Moving to 10nm and below, nodes will see the introduction of triple (TP) and quadruple (QP) processes on some layers. Unlike double patterning (DP), the computational complexity of TP and QP from a pure computer science algorithmic standpoint requires exponentially longer runtimes as a function of the number of polygons processed. The computer scientists refer to this as NP Complete or NP Hard, which makes a great read in Wikipedia. However, it doesn’t make for a practical EDA design solution. The answer is to constrain the complexity of the layout so that more runtime-efficient heuristic algorithms can check or decompose the layout into three or four colors. Additional design rules and design methodology constraints will be required to try and limit the potential complexity of the data that needs processing. Again, this will probably come as a trade-off to area density.

You also may encounter special new checks solely targeted at making sure the complexity of any particular portion of a layout is limited such that the checking and coloring algorithms can be assured of finding a solution in a reasonable runtime. Think of the complexity limit as a knob for trading off runtime against the amount of complexity that can be robustly processed. Figure 6 shows an example of a TP complexity error. The lines on the right represent the spacing constraints that require the colors to alternate between the various polygons. The red sub-component of the data exceeds the complexity limit for the specified run.

Figure 6: Complexity check error in TP.

Note that failing this check does NOT mean the data is or is not colorable. It simply means that an answer to whether or not it can be colored and providing a verified colored solution is not determinable within the set runtime limit. Since runtime is essentially exponential with the level of complexity, you can’t just arbitrarily increase the limit. The designer must instead decrease the complexity of this portion of the layout by breaking some of the spacing interactions between the polygons. A couple of the separators on the right are circled in black. If these separator spacing locations are broken (moved apart), the effect could dramatically change the component, in the sense that it would break large circular interactions within the component, and may reduce the complexity enough to satisfy the heuristics.

Finally, multi-patterning trade-offs extend beyond the physical constraints to the electrical constraints. Since traditional DP, TP, and QP use multiple photo steps to print the various masks, each imaging step may misalign relative to the target, and thus relative to each other. This misalignment introduces a new source of capacitive variation in the layout between the polygons on the same metal layer. In Figure 7, we see an example of how DP masks can misalign, and how new parasitic extraction (PEX) corners may need to be considered to calculate accurate timing margins.
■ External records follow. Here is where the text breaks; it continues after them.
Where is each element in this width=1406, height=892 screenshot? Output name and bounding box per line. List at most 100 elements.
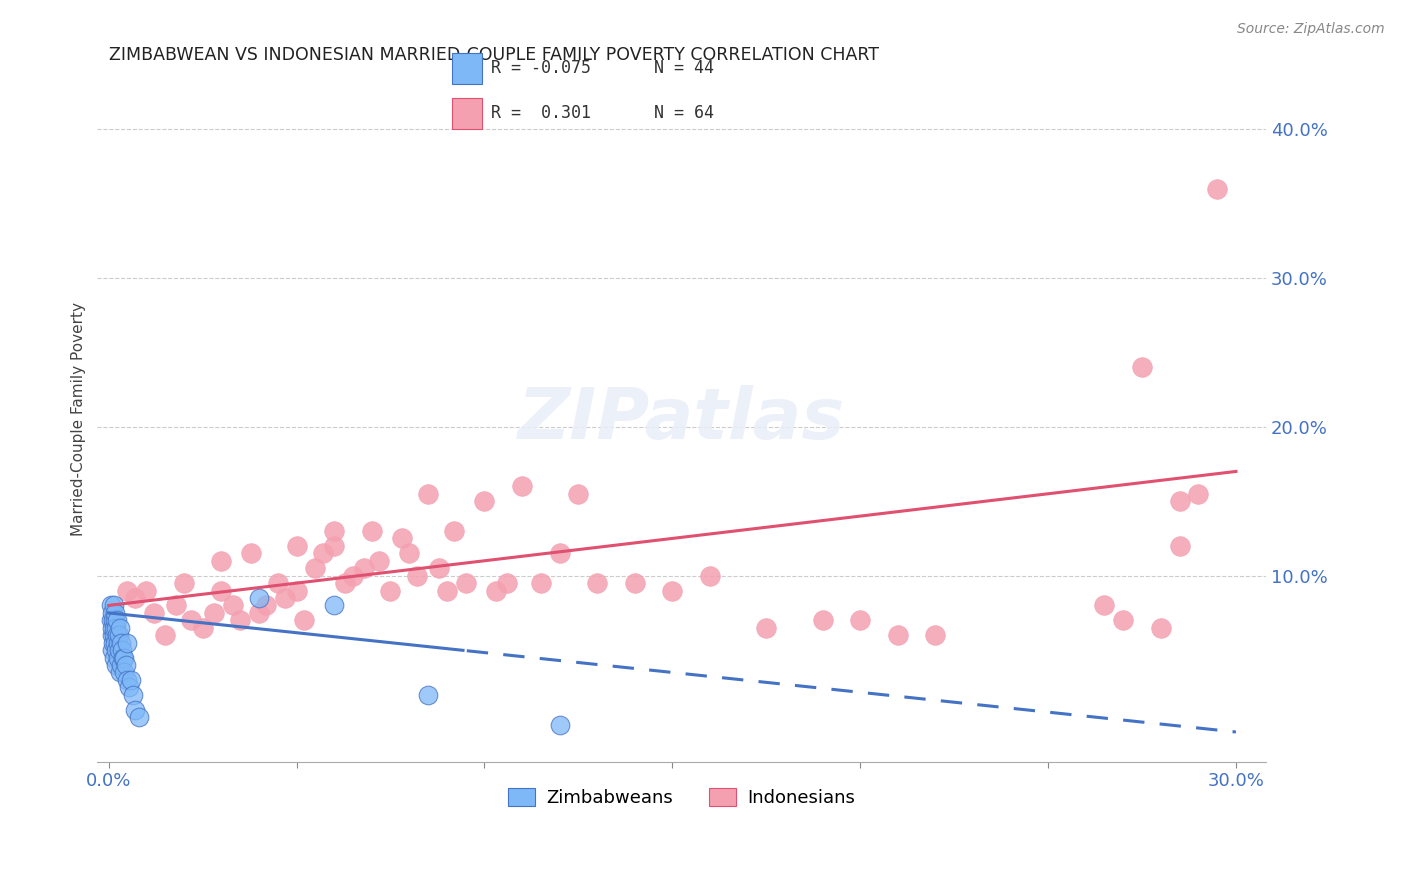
Point (353, 561, 375, 575)
Point (101, 635, 124, 649)
Point (887, 628, 910, 642)
Point (548, 717, 571, 731)
Point (304, 561, 326, 575)
Point (256, 599, 278, 613)
Point (101, 621, 124, 635)
Point (1206, 181, 1229, 195)
Point (267, 576, 290, 591)
Point (391, 532, 413, 546)
Point (292, 613, 315, 627)
Point (849, 613, 872, 627)
Point (105, 658, 128, 673)
Point (105, 621, 128, 635)
Point (111, 650, 134, 665)
Point (115, 673, 138, 687)
Point (496, 576, 519, 591)
Point (221, 599, 243, 613)
Point (229, 613, 252, 627)
Point (699, 568, 721, 582)
Point (443, 524, 465, 538)
Point (107, 650, 129, 665)
Point (104, 613, 127, 627)
Point (103, 628, 125, 642)
Point (510, 479, 533, 493)
Point (114, 658, 136, 673)
Point (1168, 539, 1191, 553)
Point (368, 554, 391, 568)
Point (103, 621, 125, 635)
Point (101, 613, 124, 627)
Point (427, 561, 450, 575)
Point (107, 635, 129, 649)
Point (285, 539, 308, 553)
Point (1168, 494, 1191, 508)
Point (202, 606, 225, 620)
Legend: Zimbabweans, Indonesians: Zimbabweans, Indonesians (501, 780, 862, 814)
Point (586, 576, 609, 591)
Point (110, 658, 132, 673)
Point (120, 673, 142, 687)
Point (567, 487, 589, 501)
Point (661, 583, 683, 598)
Point (108, 643, 131, 657)
Point (323, 524, 346, 538)
Point (405, 568, 427, 582)
Point (209, 583, 232, 598)
Point (112, 665, 135, 680)
Point (101, 643, 124, 657)
Text: N = 64: N = 64 (655, 104, 714, 122)
Point (191, 621, 214, 635)
Point (117, 635, 139, 649)
Point (416, 688, 439, 702)
Point (108, 665, 131, 680)
Text: Source: ZipAtlas.com: Source: ZipAtlas.com (1237, 22, 1385, 37)
Point (180, 613, 202, 627)
Text: N = 44: N = 44 (655, 59, 714, 77)
Point (454, 576, 477, 591)
Point (623, 576, 645, 591)
Point (117, 583, 139, 598)
Point (108, 621, 131, 635)
Bar (451, 98, 482, 129)
Point (103, 650, 125, 665)
Point (360, 524, 382, 538)
Point (416, 487, 439, 501)
Point (100, 628, 122, 642)
Point (274, 591, 297, 605)
Point (755, 621, 778, 635)
Point (124, 703, 146, 717)
Point (323, 599, 346, 613)
Point (312, 546, 335, 560)
Point (111, 643, 134, 657)
Point (103, 599, 125, 613)
Text: ZIPatlas: ZIPatlas (517, 384, 845, 454)
Point (285, 583, 308, 598)
Point (530, 576, 553, 591)
Point (1112, 613, 1135, 627)
Point (124, 591, 146, 605)
Point (485, 583, 508, 598)
Point (247, 606, 270, 620)
Point (924, 628, 946, 642)
Point (100, 599, 122, 613)
Point (101, 606, 124, 620)
Point (1187, 487, 1209, 501)
Point (128, 710, 150, 724)
Point (380, 583, 402, 598)
Point (1150, 621, 1173, 635)
Point (105, 613, 128, 627)
Point (153, 628, 176, 642)
Point (104, 606, 127, 620)
Point (112, 650, 135, 665)
Bar (451, 53, 482, 84)
Point (247, 591, 270, 605)
Point (474, 494, 496, 508)
Point (342, 568, 364, 582)
Point (1094, 599, 1116, 613)
Text: R =  0.301: R = 0.301 (491, 104, 592, 122)
Point (165, 599, 187, 613)
Point (107, 628, 129, 642)
Point (118, 681, 141, 695)
Point (811, 613, 834, 627)
Point (398, 546, 420, 560)
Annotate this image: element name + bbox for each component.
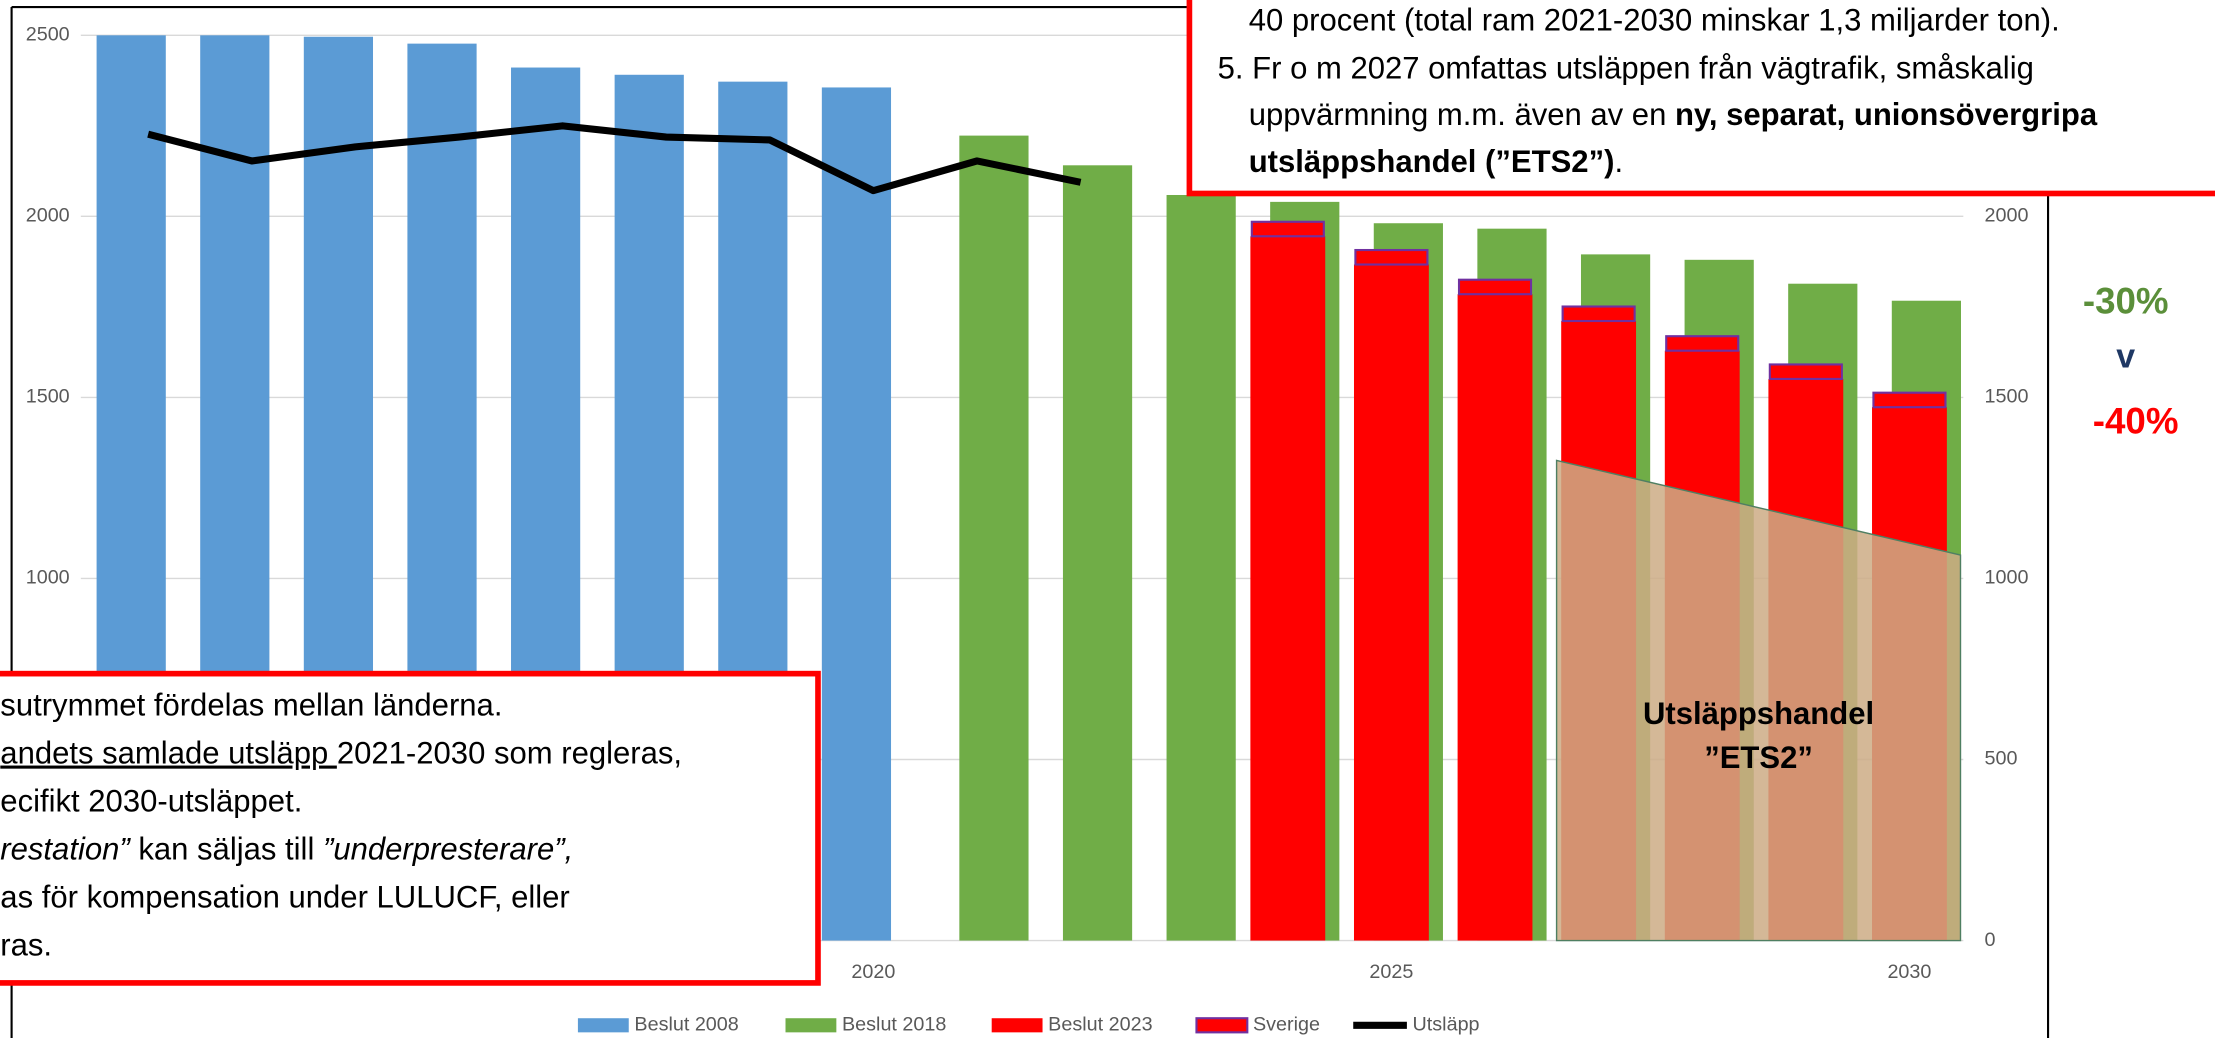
y2-tick-label: 1500 — [1985, 386, 2029, 408]
y-tick-label: 2000 — [26, 205, 70, 227]
box-line: 40 procent (total ram 2021-2030 minskar … — [1249, 3, 2060, 38]
bar — [1166, 194, 1236, 941]
legend-swatch — [1195, 1017, 1249, 1034]
box-line: andets samlade utsläpp 2021-2030 som reg… — [0, 736, 682, 771]
stacked-bar — [1561, 305, 1636, 323]
bar — [821, 87, 892, 941]
ets2-area — [1555, 459, 1962, 942]
bar — [1457, 294, 1533, 941]
annotation: v — [2116, 338, 2135, 376]
box-line: ecifikt 2030-utsläppet. — [0, 784, 302, 819]
box-text: kan säljas till — [130, 832, 323, 867]
box-text: 2021-2030 som regleras, — [337, 736, 682, 771]
y2-tick-label: 500 — [1985, 748, 2018, 770]
box-frame — [1186, 0, 2215, 197]
legend-label: Beslut 2018 — [842, 1014, 946, 1036]
box-text: . — [1614, 144, 1623, 179]
line — [147, 122, 1082, 195]
bar — [1353, 264, 1429, 941]
box-text: andets samlade utsläpp — [0, 736, 337, 771]
box-text: uppvärmning m.m. även av en — [1249, 97, 1675, 132]
y-tick-label: 1500 — [26, 386, 70, 408]
legend-swatch — [785, 1018, 837, 1033]
annotation: -30% — [2083, 280, 2169, 321]
x-tick-label: 2025 — [1369, 961, 1413, 983]
box-text: restation” — [0, 832, 131, 867]
legend-label: Utsläpp — [1413, 1014, 1480, 1036]
box-text: sutrymmet fördelas mellan länderna. — [0, 688, 502, 723]
stacked-bar — [1768, 363, 1843, 380]
y-tick-label: 2500 — [26, 24, 70, 46]
legend-swatch — [577, 1018, 629, 1033]
legend-label: Beslut 2008 — [634, 1014, 738, 1036]
y2-tick-label: 0 — [1985, 929, 1996, 951]
legend-label: Sverige — [1253, 1014, 1320, 1036]
box-line: uppvärmning m.m. även av en ny, separat,… — [1249, 97, 2098, 132]
bar — [959, 135, 1029, 941]
overlay: Utsläppshandel ”ETS2” -30% v -40% — [1643, 280, 2178, 775]
stacked-bar — [1457, 278, 1533, 296]
box-text: ras. — [0, 928, 52, 963]
legend-label: Beslut 2023 — [1048, 1014, 1152, 1036]
box-frame — [0, 670, 821, 986]
bar — [1250, 236, 1326, 941]
box-text: ny, separat, unionsövergripa — [1675, 97, 2098, 132]
stacked-bar — [1665, 335, 1740, 352]
box-text: ”underpresterare”, — [323, 832, 573, 867]
box-text: 40 procent (total ram 2021-2030 minskar … — [1249, 3, 2060, 38]
box-text: ecifikt 2030-utsläppet. — [0, 784, 302, 819]
stacked-bar — [1250, 220, 1325, 238]
box-line: as för kompensation under LULUCF, eller — [0, 880, 569, 915]
box-line: sutrymmet fördelas mellan länderna. — [0, 688, 502, 723]
box-line: ras. — [0, 928, 52, 963]
x-tick-label: 2020 — [851, 961, 895, 983]
bar — [1062, 165, 1133, 941]
y2-tick-label: 1000 — [1985, 567, 2029, 589]
box-line: restation” kan säljas till ”underprester… — [0, 832, 573, 867]
x-tick-label: 2030 — [1887, 961, 1931, 983]
ets2-label: Utsläppshandel — [1643, 696, 1874, 731]
y2-tick-label: 2000 — [1985, 205, 2029, 227]
box-text: as för kompensation under LULUCF, eller — [0, 880, 569, 915]
box-text: 5. Fr o m 2027 omfattas utsläppen från v… — [1218, 51, 2034, 86]
box-text: utsläppshandel (”ETS2”) — [1249, 144, 1615, 179]
annotation: -40% — [2093, 400, 2179, 441]
stacked-bar — [1354, 248, 1429, 266]
stacked-bar — [1872, 391, 1947, 409]
box-line: 5. Fr o m 2027 omfattas utsläppen från v… — [1218, 51, 2034, 86]
text-box: sutrymmet fördelas mellan länderna. andet… — [0, 670, 821, 986]
box-line: utsläppshandel (”ETS2”). — [1249, 144, 1623, 179]
legend-swatch — [991, 1018, 1043, 1033]
y-tick-label: 1000 — [26, 567, 70, 589]
text-box: 40 procent (total ram 2021-2030 minskar … — [1186, 0, 2215, 197]
ets2-label: ”ETS2” — [1704, 740, 1813, 775]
Figure 7: DP misalignment may create additional PEX corners to consider.

At 10nm and below, you may encounter even more exotic types of multi-patterning. Self-Aligned Double Patterning (SADP), for instance, has an advantage over traditional litho-etch-litho-etch (LELE) DP in that the two patterns do not misalign relative to each other. That sounds great, but again, there is a trade-off. Because of the deposition and etch steps involved in this type of process, the critical dimension (CD) bias of one of the patterns may be significantly more variable than the other. So polygons in your circuit that are one color will have more PEX variability than polygons assigned to the other color. You may find yourself trying to manipulate particular critical net polygons to specific colors to minimize variability. Of course, trying to force more polygons to a particular color runs in the face of spacing and density balancing constraints. Remember, “There is no such thing as a free lunch!”

In my next blog, I want to dig deeper into this whole topic of density balancing. It is a complex subject affected by many different aspects of design and manufacturing. In the meantime, I’m going to lunch…who’s buying?